Writing about the singer's life for The Daily Telegraph, critic Helen Brown said that "in the pouty world of the jazz chanteuse, Randy Crawford's smile is unique," adding that "even on the saddest of songs, A Rainy Night in Georgia or One Day I'll Fly Away, you could hear those trembling lips spread outwards and upwards through the tears." "One Day I'll Fly Away" achieved widespread radio airplay and did well in the international market. It is Crawford's highest charting single. On September 20, 1980, the song reached number two on the UK Singles Chart. It also performed well in Belgium (Flanders) and Netherlands, reaching number one in both countries.

==Formats and track listings==
- Germany 7"
1. "One Day I'll Fly Away" – 4:21
2. "Blue Flame" – 6:25

- Japan 7"
3. "One Day I'll Fly Away" – 3:40
4. "Tender Falls the Rain" – 4:13

- Netherlands 12"
5. "One Day I'll Fly Away" – 5:00
6. "Last Night at Danceland" – 4:53

==Charts==

===Weekly charts===

| Chart (1980) | Peak position |
|---|---|
| Belgium (Ultratop 50 Flanders) | 1 |
| Netherlands (Dutch Top 40) | 1 |
| Netherlands (Single Top 100) | 1 |
| UK Singles (OCC) | 2 |

===Year-end charts===

| Chart (1980) | Position |
|---|---|
| Belgium (Ultratop Flanders) | 24 |
| Netherlands (Dutch Top 40) | 20 |
| Netherlands (Single Top 100) | 21 |
| United Kingdom | 29 |

==Nicole Kidman version==

In 2001, "One Day I'll Fly Away" was recorded by Nicole Kidman for the motion picture Moulin Rouge!, in which she portrayed the character of Satine. A special remix designed by Tony Phillips was promoted as a single, issued by Interscope on April 5, 2002.

===Credits and personnel===
- Nicole Kidman – lead vocal
- Joe Sample – writer
- Will Jennings – writer
- Craig Armstrong – producer, arrangement
- Baz Luhrmann – producer
- Anton Monsted – producer
- Josh G Abrahams – producer
- Marius de Vries – producer
- Tony Phillips – remix
- Geoff Foster – remix engineer
- Andy Bradfield – mix
- Simon Franglen – producer/engineer [additional vocal]

===Track listings===
- CD single, UK, 497 703-2
1. "One Day I'll Fly Away" (Tony Phillips Remix) - 5:11
2. "One Day I'll Fly Away" (Original Album Version) - 3:17
3. "Your Song" (Instrumental from the Rehearsal Montage Scene) - 2:28

- CD maxi, Europe, 497 684-2
4. "One Day I'll Fly Away" (Tony Phillips Remix) - 5:11
5. "One Day I'll Fly Away" (Original Album Version) - 3:17
6. "One Day I'll Fly Away" (Instrumental) - 3:16
7. "Your Song" (Instrumental from the Rehearsal Montage Scene) - 2:28

- CD single, Europe, promo, MOULINCDP4
8. "One Day I'll Fly Away" (Tony Phillips Remix - Radio Edit) - 3:42
9. "One Day I'll Fly Away" (Original Album Version) - 3:17

- CD single, US, promo, INTR 10610-2
10. "One Day I'll Fly Away" (Original Album Version) - 3:17

==Kimberley Walsh version==

=== Background and release ===
Following her solo endeavours and musical theatre performances, Girls Aloud member Kimberley Walsh decided to record a studio album featuring her own renditions of popular hits from musicals, commenting that "I've always loved musical theatre and doing Shrek the Musical definitely reignited the passion in me." For the album, Walsh commented that she wanted "to share the love I have for musical theatre by taking some classic songs and completely reinventing them.

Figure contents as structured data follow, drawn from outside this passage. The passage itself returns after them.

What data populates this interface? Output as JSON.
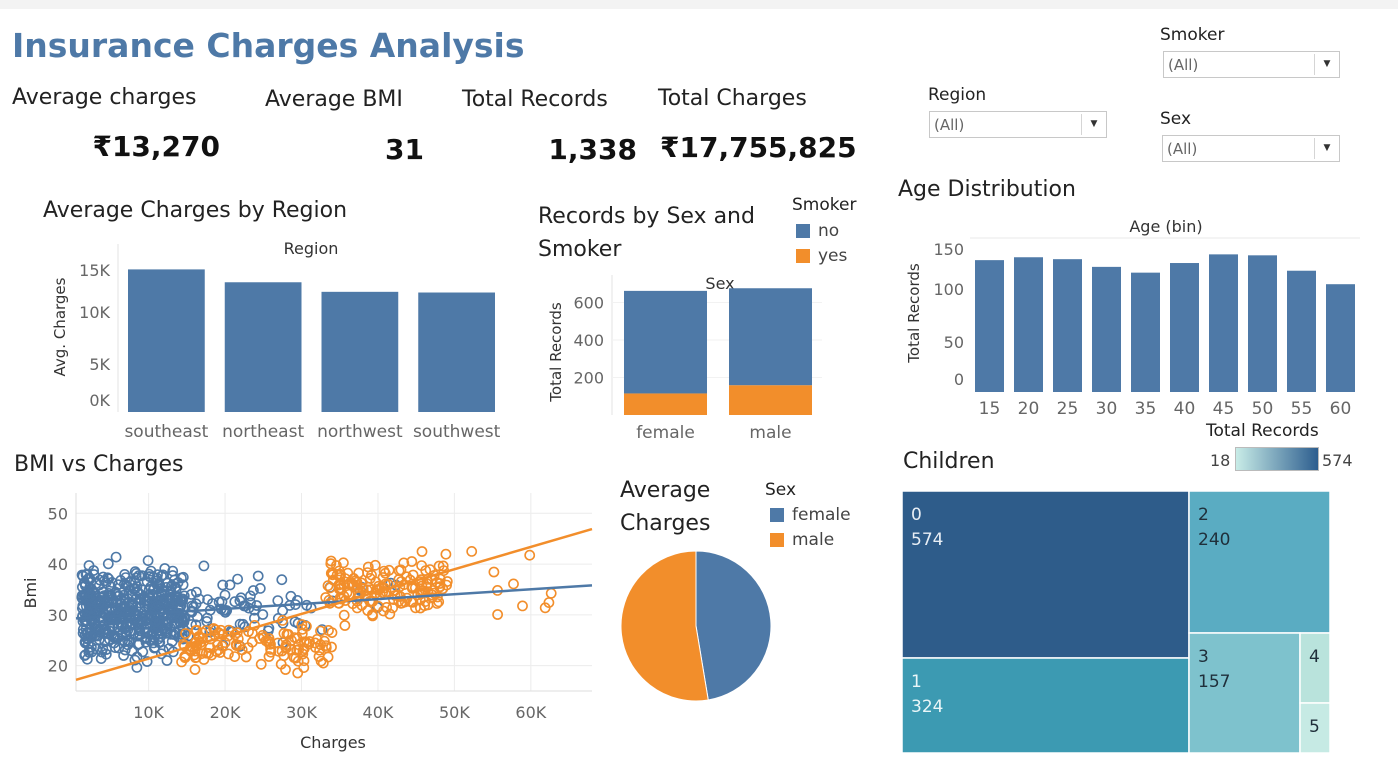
{
  "page": {
    "title": "Insurance Charges Analysis"
  },
  "kpis": [
    {
      "label": "Average charges",
      "value": "₹13,270"
    },
    {
      "label": "Average BMI",
      "value": "31"
    },
    {
      "label": "Total Records",
      "value": "1,338"
    },
    {
      "label": "Total Charges",
      "value": "₹17,755,825"
    }
  ],
  "filters": {
    "smoker": {
      "label": "Smoker",
      "value": "(All)"
    },
    "region": {
      "label": "Region",
      "value": "(All)"
    },
    "sex": {
      "label": "Sex",
      "value": "(All)"
    }
  },
  "colors": {
    "blue": "#4e79a7",
    "orange": "#f28e2b",
    "grid": "#ececec"
  },
  "chart_data": [
    {
      "type": "bar",
      "title": "Average Charges by Region",
      "header": "Region",
      "ylabel": "Avg. Charges",
      "categories": [
        "southeast",
        "northeast",
        "northwest",
        "southwest"
      ],
      "values": [
        14735,
        13406,
        12418,
        12347
      ],
      "yticks": [
        "15K",
        "10K",
        "5K",
        "0K"
      ],
      "ylim": [
        0,
        15500
      ]
    },
    {
      "type": "bar",
      "stacked": true,
      "title": "Records by Sex and Smoker",
      "header": "Sex",
      "ylabel": "Total Records",
      "categories": [
        "female",
        "male"
      ],
      "series": [
        {
          "name": "no",
          "values": [
            547,
            517
          ]
        },
        {
          "name": "yes",
          "values": [
            115,
            159
          ]
        }
      ],
      "yticks": [
        "600",
        "400",
        "200"
      ],
      "ylim": [
        0,
        720
      ],
      "legend_title": "Smoker"
    },
    {
      "type": "bar",
      "title": "Age Distribution",
      "header": "Age (bin)",
      "ylabel": "Total Records",
      "xlabel": "Total Records",
      "categories": [
        "15",
        "20",
        "25",
        "30",
        "35",
        "40",
        "45",
        "50",
        "55",
        "60"
      ],
      "values": [
        137,
        140,
        138,
        130,
        124,
        134,
        143,
        142,
        126,
        112
      ],
      "yticks": [
        "150",
        "100",
        "50",
        "0"
      ],
      "ylim": [
        0,
        160
      ]
    },
    {
      "type": "scatter",
      "title": "BMI vs Charges",
      "xlabel": "Charges",
      "ylabel": "Bmi",
      "xticks": [
        "10K",
        "20K",
        "30K",
        "40K",
        "50K",
        "60K"
      ],
      "yticks": [
        "50",
        "40",
        "30",
        "20"
      ],
      "xlim": [
        500,
        68000
      ],
      "ylim": [
        15,
        54
      ],
      "series": [
        {
          "name": "female",
          "trend": [
            [
              500,
              29.3
            ],
            [
              68000,
              35.8
            ]
          ]
        },
        {
          "name": "male",
          "trend": [
            [
              500,
              17.2
            ],
            [
              68000,
              46.9
            ]
          ]
        }
      ]
    },
    {
      "type": "pie",
      "title": "Average Charges",
      "legend_title": "Sex",
      "series": [
        {
          "name": "female",
          "value": 12570
        },
        {
          "name": "male",
          "value": 13957
        }
      ]
    },
    {
      "type": "treemap",
      "title": "Children",
      "legend_title": "Total Records",
      "legend_min": "18",
      "legend_max": "574",
      "cells": [
        {
          "label": "0",
          "value": "574"
        },
        {
          "label": "1",
          "value": "324"
        },
        {
          "label": "2",
          "value": "240"
        },
        {
          "label": "3",
          "value": "157"
        },
        {
          "label": "4",
          "value": ""
        },
        {
          "label": "5",
          "value": ""
        }
      ]
    }
  ]
}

The melodies in so many musical songs are so brilliant, I knew we could create something special by experimenting with the production, and I really feel like we've come up with some interesting takes on classic songs."

On December 21, 2012, "One Day I'll Fly Away" premiered in full through the label's official SoundCloud account. The song was recorded in Stockholm, Sweden and produced by Per Magnusson and David Kreuger. It was officially released on January 4, 2013, as the lead single from Centre Stage through digital download under Decca Records. Along with the album version, the digital release of "One Day I'll Fly Away" includes the Radio Edit and The Alias Club Mix. Peter Robinson of Popjustice compared the latter to Psy's Gangnam Style (2012).

=== Music video and live performances ===
The accompanying music video was directed by Paul Caslin and produced by Amy James through production company JJ Stereo. It was shot in 2K on an Arri Alexa on January 4, 2013, at Pinewood Studios, with 4music publishing behind-the-scenes pictures of the shooting session. The lyric video premiered on January 12, 2013, through VEVO, while the music video premiered on January 17, 2013. It features Walsh performing the song in different settings, until she is joined by Pasha Kovalev and they perform a ballet number. On January 23, 2013, Walsh performed "One Day I'll Fly Away" at the National Television Awards, and on February 2, 2013, at G.A.Y.

=== Track listing ===
- Digital download
1. "One Day I'll Fly Away" – 3:43
2. "One Day I'll Fly Away" (Radio Edit) – 3:28
3. "One Day I'll Fly Away" (The Alias Club Mix) – 6:22

=== Release history ===

| Region | Date | Format | Label |
| Brazil | January 4, 2013 | Digital download | Decca Records |
Ireland
United Kingdom

==Cover versions and samples==
Shirley Bassey released a cover of the song on her 1996 album The Show Must Go On. Dutch symphonic metal band After Forever covered the song and released it on Exordium (2003). Gospel singer Ruben Studdard released a cover as a Wal-Mart-exclusive bonus track on his fourth album, Love Is (2009). The opening bars of "One Day I'll Fly Away" have also appeared on the 2010 Leaving Certificate Music Listening exam in Ireland, as an unprepared Aural Awareness excerpt on Q6. Italian singer Bianca Atzei covered the song and released it as a single on December 9, 2013.

British soprano Sarah Brightman recorded an operatic version of the song, but it was not available on either CD or as a digital download until 2015, when her version was included in the first of the three volumes of the digital download Rarities (hence her "Test version"). British electronic trio Vaults covered the song for the John Lewis 2016 Christmas advertisement.